Pakistan’s economy remained in the grip of stagflation for the second consecutive year, growing by only 2.4 per cent amidst a soaring inflation rate of 26pc during the outgoing fiscal year. This economic environment has exacerbated poverty and prompted the government to adopt measures that have significantly slowed economic activity.
The 109th meeting of the National Accounts Committee (NAC), chaired by Secretary Ministry of Planning Awais Manzur Sumra, was held on Tuesday to review and approve the nation’s economic performance indicators, including output, savings, and investments.
The Pakistan Democratic Movement (PDM) government, led by Prime Minister Shehbaz Sharif, had set an ambitious annual growth target of 3.5pc for the fiscal year 2023-24. However, the Ministry of Planning announced post-NAC meeting that the Gross Domestic Product (GDP) grew by 2.38pc, falling short of the target yet surpassing projections by International Financial Institutions (IFIs). The International Monetary Fund (IMF) had anticipated a growth rate of 1.8pc for this fiscal year. In contrast, last year, the economy saw a contraction of 0.21pc, marking a slight rebound primarily attributed to the agricultural sector’s improved performance.
Despite the modest growth, it was insufficient to outpace the country’s population growth. The agricultural sector posted a notable 6.3pc growth due to excellent crop yields and recovery in cotton production. Conversely, the industrial and services sectors experienced subdued growth, reflecting broader economic challenges.
Persistent high inflation, averaging 26pc over the first ten months of the fiscal year, has eroded purchasing power, while the World Bank estimates that nearly 40pc of Pakistan’s population lives in poverty.
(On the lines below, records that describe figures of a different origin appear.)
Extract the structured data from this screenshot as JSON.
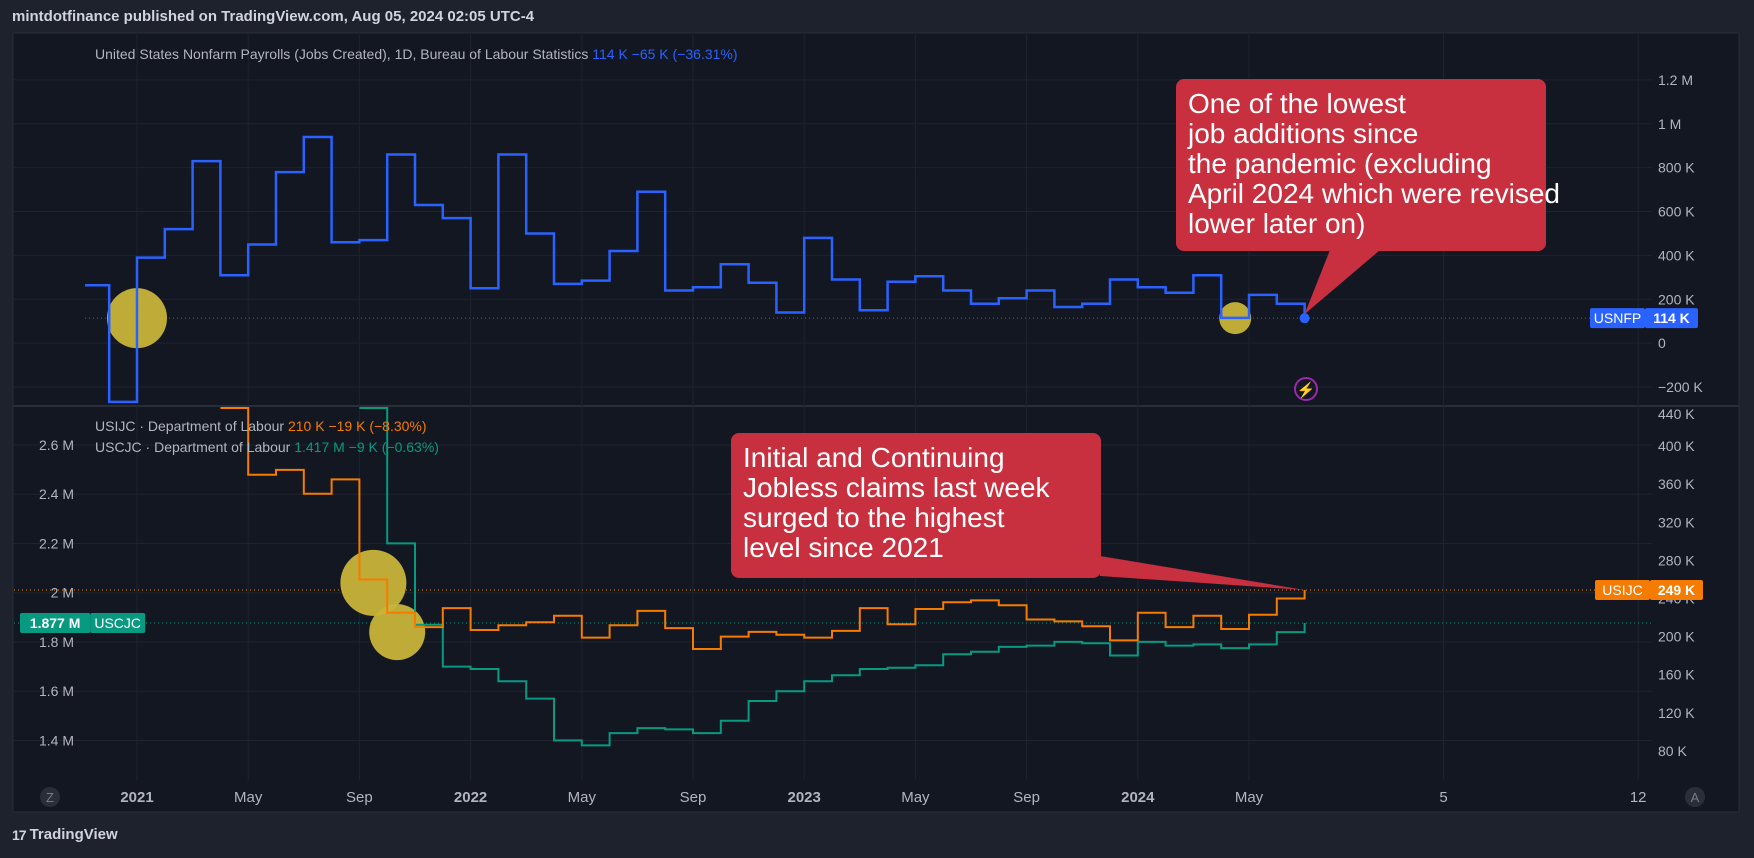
{
  "header": {
    "published": "mintdotfinance published on TradingView.com, Aug 05, 2024 02:05 UTC-4"
  },
  "footer": {
    "brand": "TradingView",
    "brand_icon": "tradingview-logo-icon"
  },
  "colors": {
    "background": "#1e222d",
    "pane": "#131722",
    "nfp": "#2962ff",
    "ijc": "#f57c00",
    "cjc": "#089981",
    "callout": "#c8303f",
    "marker": "#c8b43a"
  },
  "chart_data": [
    {
      "type": "line",
      "step": true,
      "legend": {
        "name": "United States Nonfarm Payrolls (Jobs Created), 1D, Bureau of Labour Statistics",
        "value": "114 K",
        "change": "−65 K (−36.31%)"
      },
      "yticks": [
        "1.2 M",
        "1 M",
        "800 K",
        "600 K",
        "400 K",
        "200 K",
        "0",
        "−200 K"
      ],
      "ylim": [
        -250000,
        1300000
      ],
      "badge": {
        "label": "USNFP",
        "value": "114 K"
      },
      "series": [
        {
          "color": "#2962ff",
          "values": [
            {
              "x": "2020-11",
              "y": 264000
            },
            {
              "x": "2020-12",
              "y": -268000
            },
            {
              "x": "2021-01",
              "y": 390000
            },
            {
              "x": "2021-02",
              "y": 520000
            },
            {
              "x": "2021-03",
              "y": 830000
            },
            {
              "x": "2021-04",
              "y": 310000
            },
            {
              "x": "2021-05",
              "y": 450000
            },
            {
              "x": "2021-06",
              "y": 780000
            },
            {
              "x": "2021-07",
              "y": 940000
            },
            {
              "x": "2021-08",
              "y": 460000
            },
            {
              "x": "2021-09",
              "y": 470000
            },
            {
              "x": "2021-10",
              "y": 860000
            },
            {
              "x": "2021-11",
              "y": 630000
            },
            {
              "x": "2021-12",
              "y": 570000
            },
            {
              "x": "2022-01",
              "y": 250000
            },
            {
              "x": "2022-02",
              "y": 860000
            },
            {
              "x": "2022-03",
              "y": 500000
            },
            {
              "x": "2022-04",
              "y": 270000
            },
            {
              "x": "2022-05",
              "y": 285000
            },
            {
              "x": "2022-06",
              "y": 420000
            },
            {
              "x": "2022-07",
              "y": 690000
            },
            {
              "x": "2022-08",
              "y": 240000
            },
            {
              "x": "2022-09",
              "y": 255000
            },
            {
              "x": "2022-10",
              "y": 360000
            },
            {
              "x": "2022-11",
              "y": 275000
            },
            {
              "x": "2022-12",
              "y": 140000
            },
            {
              "x": "2023-01",
              "y": 480000
            },
            {
              "x": "2023-02",
              "y": 290000
            },
            {
              "x": "2023-03",
              "y": 150000
            },
            {
              "x": "2023-04",
              "y": 280000
            },
            {
              "x": "2023-05",
              "y": 305000
            },
            {
              "x": "2023-06",
              "y": 240000
            },
            {
              "x": "2023-07",
              "y": 180000
            },
            {
              "x": "2023-08",
              "y": 205000
            },
            {
              "x": "2023-09",
              "y": 240000
            },
            {
              "x": "2023-10",
              "y": 165000
            },
            {
              "x": "2023-11",
              "y": 180000
            },
            {
              "x": "2023-12",
              "y": 290000
            },
            {
              "x": "2024-01",
              "y": 255000
            },
            {
              "x": "2024-02",
              "y": 230000
            },
            {
              "x": "2024-03",
              "y": 310000
            },
            {
              "x": "2024-04",
              "y": 115000
            },
            {
              "x": "2024-05",
              "y": 220000
            },
            {
              "x": "2024-06",
              "y": 180000
            },
            {
              "x": "2024-07",
              "y": 114000
            }
          ]
        }
      ],
      "annotations": [
        {
          "text": "One of the lowest job additions since the pandemic (excluding April 2024 which were revised lower later on)",
          "points_to": {
            "x": "2024-07",
            "y": 114000
          }
        }
      ],
      "markers": [
        {
          "x": "2021-01",
          "y": 114000
        },
        {
          "x": "2024-04",
          "y": 114000
        }
      ]
    },
    {
      "type": "line",
      "step": true,
      "legend": [
        {
          "name": "USIJC · Department of Labour",
          "value": "210 K",
          "change": "−19 K (−8.30%)"
        },
        {
          "name": "USCJC · Department of Labour",
          "value": "1.417 M",
          "change": "−9 K (−0.63%)"
        }
      ],
      "yticks_left": [
        "2.6 M",
        "2.4 M",
        "2.2 M",
        "2 M",
        "1.8 M",
        "1.6 M",
        "1.4 M"
      ],
      "yticks_right": [
        "440 K",
        "400 K",
        "360 K",
        "320 K",
        "280 K",
        "240 K",
        "200 K",
        "160 K",
        "120 K",
        "80 K"
      ],
      "ylim_left": [
        1280000,
        2750000
      ],
      "ylim_right": [
        60000,
        440000
      ],
      "badges": [
        {
          "label": "USIJC",
          "value": "249 K"
        },
        {
          "label": "USCJC",
          "value": "1.877 M"
        }
      ],
      "series": [
        {
          "color": "#f57c00",
          "axis": "right",
          "values": [
            {
              "x": "2021-04",
              "y": 440000
            },
            {
              "x": "2021-05",
              "y": 370000
            },
            {
              "x": "2021-06",
              "y": 375000
            },
            {
              "x": "2021-07",
              "y": 350000
            },
            {
              "x": "2021-08",
              "y": 365000
            },
            {
              "x": "2021-09",
              "y": 260000
            },
            {
              "x": "2021-10",
              "y": 225000
            },
            {
              "x": "2021-11",
              "y": 210000
            },
            {
              "x": "2021-12",
              "y": 230000
            },
            {
              "x": "2022-01",
              "y": 207000
            },
            {
              "x": "2022-02",
              "y": 212000
            },
            {
              "x": "2022-03",
              "y": 215000
            },
            {
              "x": "2022-04",
              "y": 222000
            },
            {
              "x": "2022-05",
              "y": 199000
            },
            {
              "x": "2022-06",
              "y": 212000
            },
            {
              "x": "2022-07",
              "y": 227000
            },
            {
              "x": "2022-08",
              "y": 209000
            },
            {
              "x": "2022-09",
              "y": 187000
            },
            {
              "x": "2022-10",
              "y": 200000
            },
            {
              "x": "2022-11",
              "y": 205000
            },
            {
              "x": "2022-12",
              "y": 202000
            },
            {
              "x": "2023-01",
              "y": 199000
            },
            {
              "x": "2023-02",
              "y": 206000
            },
            {
              "x": "2023-03",
              "y": 230000
            },
            {
              "x": "2023-04",
              "y": 213000
            },
            {
              "x": "2023-05",
              "y": 229000
            },
            {
              "x": "2023-06",
              "y": 236000
            },
            {
              "x": "2023-07",
              "y": 238000
            },
            {
              "x": "2023-08",
              "y": 233000
            },
            {
              "x": "2023-09",
              "y": 218000
            },
            {
              "x": "2023-10",
              "y": 216000
            },
            {
              "x": "2023-11",
              "y": 211000
            },
            {
              "x": "2023-12",
              "y": 196000
            },
            {
              "x": "2024-01",
              "y": 225000
            },
            {
              "x": "2024-02",
              "y": 210000
            },
            {
              "x": "2024-03",
              "y": 222000
            },
            {
              "x": "2024-04",
              "y": 208000
            },
            {
              "x": "2024-05",
              "y": 223000
            },
            {
              "x": "2024-06",
              "y": 240000
            },
            {
              "x": "2024-07",
              "y": 249000
            }
          ]
        },
        {
          "color": "#089981",
          "axis": "left",
          "values": [
            {
              "x": "2021-09",
              "y": 2750000
            },
            {
              "x": "2021-10",
              "y": 2200000
            },
            {
              "x": "2021-11",
              "y": 1870000
            },
            {
              "x": "2021-12",
              "y": 1700000
            },
            {
              "x": "2022-01",
              "y": 1690000
            },
            {
              "x": "2022-02",
              "y": 1640000
            },
            {
              "x": "2022-03",
              "y": 1570000
            },
            {
              "x": "2022-04",
              "y": 1400000
            },
            {
              "x": "2022-05",
              "y": 1380000
            },
            {
              "x": "2022-06",
              "y": 1430000
            },
            {
              "x": "2022-07",
              "y": 1450000
            },
            {
              "x": "2022-08",
              "y": 1445000
            },
            {
              "x": "2022-09",
              "y": 1430000
            },
            {
              "x": "2022-10",
              "y": 1480000
            },
            {
              "x": "2022-11",
              "y": 1560000
            },
            {
              "x": "2022-12",
              "y": 1600000
            },
            {
              "x": "2023-01",
              "y": 1640000
            },
            {
              "x": "2023-02",
              "y": 1665000
            },
            {
              "x": "2023-03",
              "y": 1690000
            },
            {
              "x": "2023-04",
              "y": 1695000
            },
            {
              "x": "2023-05",
              "y": 1705000
            },
            {
              "x": "2023-06",
              "y": 1750000
            },
            {
              "x": "2023-07",
              "y": 1760000
            },
            {
              "x": "2023-08",
              "y": 1780000
            },
            {
              "x": "2023-09",
              "y": 1785000
            },
            {
              "x": "2023-10",
              "y": 1800000
            },
            {
              "x": "2023-11",
              "y": 1795000
            },
            {
              "x": "2023-12",
              "y": 1745000
            },
            {
              "x": "2024-01",
              "y": 1800000
            },
            {
              "x": "2024-02",
              "y": 1785000
            },
            {
              "x": "2024-03",
              "y": 1790000
            },
            {
              "x": "2024-04",
              "y": 1775000
            },
            {
              "x": "2024-05",
              "y": 1790000
            },
            {
              "x": "2024-06",
              "y": 1840000
            },
            {
              "x": "2024-07",
              "y": 1877000
            }
          ]
        }
      ],
      "annotations": [
        {
          "text": "Initial and Continuing Jobless claims last week surged to the highest level since 2021",
          "points_to": {
            "x": "2024-07",
            "y": 249000
          }
        }
      ],
      "markers": [
        {
          "x": "2021-09",
          "y": 2040000
        },
        {
          "x": "2021-10",
          "y": 1840000
        }
      ]
    }
  ],
  "x_axis": {
    "ticks": [
      {
        "label": "2021",
        "date": "2021-01",
        "bold": true
      },
      {
        "label": "May",
        "date": "2021-05"
      },
      {
        "label": "Sep",
        "date": "2021-09"
      },
      {
        "label": "2022",
        "date": "2022-01",
        "bold": true
      },
      {
        "label": "May",
        "date": "2022-05"
      },
      {
        "label": "Sep",
        "date": "2022-09"
      },
      {
        "label": "2023",
        "date": "2023-01",
        "bold": true
      },
      {
        "label": "May",
        "date": "2023-05"
      },
      {
        "label": "Sep",
        "date": "2023-09"
      },
      {
        "label": "2024",
        "date": "2024-01",
        "bold": true
      },
      {
        "label": "May",
        "date": "2024-05"
      },
      {
        "label": "5",
        "date": "2024-12"
      },
      {
        "label": "12",
        "date": "2025-07"
      }
    ],
    "left_button": "Z",
    "right_button": "A",
    "lightning_icon": "lightning-icon"
  }
}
The Bank also warns that another 10 million people may fall below the poverty line by year’s end.
Looking ahead, the government aims to set a GDP growth target of 3.7pc and an inflation target of 11.8pc for the next fiscal year. This year’s economic performance highlighted significant achievements in the agricultural sector, including record wheat production of 31.4 million metric tonnes, an 11.6pc increase from the previous year. Additionally, rice production surged by 35pc to 9.9 million tonnes, boosting exports and foreign currency earnings. Cotton production also saw a remarkable recovery, with a 108pc increase to 10.2 million bales following the devastation of the 2022 floods.
However, the industrial sector’s growth was a mere 1.21pc, far below the government’s target. This stagnation was largely due to stringent import restrictions and a high-interest rate environment, with the central bank maintaining a historically high rate of 22pc to curb inflation. Despite these measures, inflation remained well above the annual target of 21pc.
The electricity, gas, and water supply sector contracted by nearly 11pc, driven by a significant decline in electricity output as consumers shifted away from the national grid due to high costs. The IMF has recommended that the government base its electricity consumption projections for the next fiscal year on realistic assumptions, including expected economic growth rates.
Despite some growth in the construction sector, which expanded by 5.9pc, and the services sector, which grew by 1.21pc, other areas such as information and communication, and financial and insurance activities experienced contractions of 3pc and 9.6pc, respectively.
The NAC’s revised quarterly GDP growth rates were 2.71pc for the first quarter, 1.8pc for the second quarter, and an estimated 2.1pc for the third quarter. These figures contributed to an annualised growth rate of 2.4pc for the fiscal year.